For Phoenix, the lineup behind Laricchia is deep. Dragons' have a league-high four players who reached the 20-goal plateau this season. Tyler Koressel and Danny Marmorstein both had more than 30 goals for Phoenix while Marmorstein also notched more than 50 assists. The offense also gets clutch contributions from Duane Jones, who had 28 goals this year, and Josh Joles, who had 10 goals, 3 of which were game winners. Defensively, Dragons are backed by Justin Maroon and Alex Dodt. Maroon also showed his ability to contribute offensively with 2 huge goals in the Dragons' series clinching victory over Southside Snipers in the Western Conference final. The ability of the Dragons to get scoring from all angles was shown in their Game 2 win over Southside, in which all 8 Dragons players contributed a goal. Between the pipes, O'Reilly calmly backs up the deadly Dragons offense. He is also known to contribute to the attack as his 8 points this season led all PIHA goalies.

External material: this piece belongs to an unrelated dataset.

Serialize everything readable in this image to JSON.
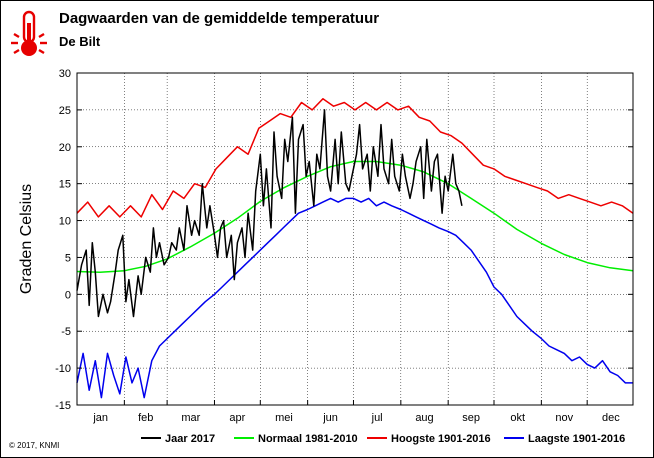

Both of these teams have come down a long road to get to this point. Connecticut began the season as a favorite to win the East and they did not disappoint. The Blaze compiled an incredible 28-2-2 regular season record, good enough for the top seed in the Eastern Conference and the third-best record in all of PIHA. In divisional playoffs, Connecticut swept Massachusetts Bombers in the semifinal then earned a hard-fought division title with a 2 games to 1 series victory over Long Island 495ers. Moving onto the conference playoffs in Waldorf, MD, the Blaze came out on fire by sweeping a very talented South Carolina Pirates team in the semifinal. In the Eastern Conference final it would be a titanic rematch between Connecticut and Philadelphia Growl. The best of 5 series went back and forth, back and forth, stretching to the limit before Connecticut knocked off the Growl in Game 5, for the second straight season.
Phoenix led the brand new Southwest Division all year long, finishing with a 26-6-0 record. In the divisional final, the Dragons ousted Tucson Desperados handily, sweeping the best of 3 series to clinch the division title. In San Jose, CA, Dragons came up against the upstart Northern California Mustangs, fresh off an upset victory in their divisional playoffs. Playing in front of a loud home crowd, the Mustangs pushed the Dragons to the brink of elimination but Phoenix came out on top 2 games to 1. In the conference final, the Dragons surprised everyone by jumping all over the defending conference champion Snipers, winning the first 2 games of the series by a combined score of 14-5. After a few overtime battles on day two, Phoenix came out on top 3 games to 1 over Southside to punch their ticket to Colorado Springs.
So now the table is set. Experience versus youth, the well-known favorite versus the expansion-team underdog. However you may bill this matchup, it will surely be an incredible series. This weekend a new champion will be crowned in the PIHA. Will it be the Connecticut Blaze? Or will it be the Phoenix Dragons?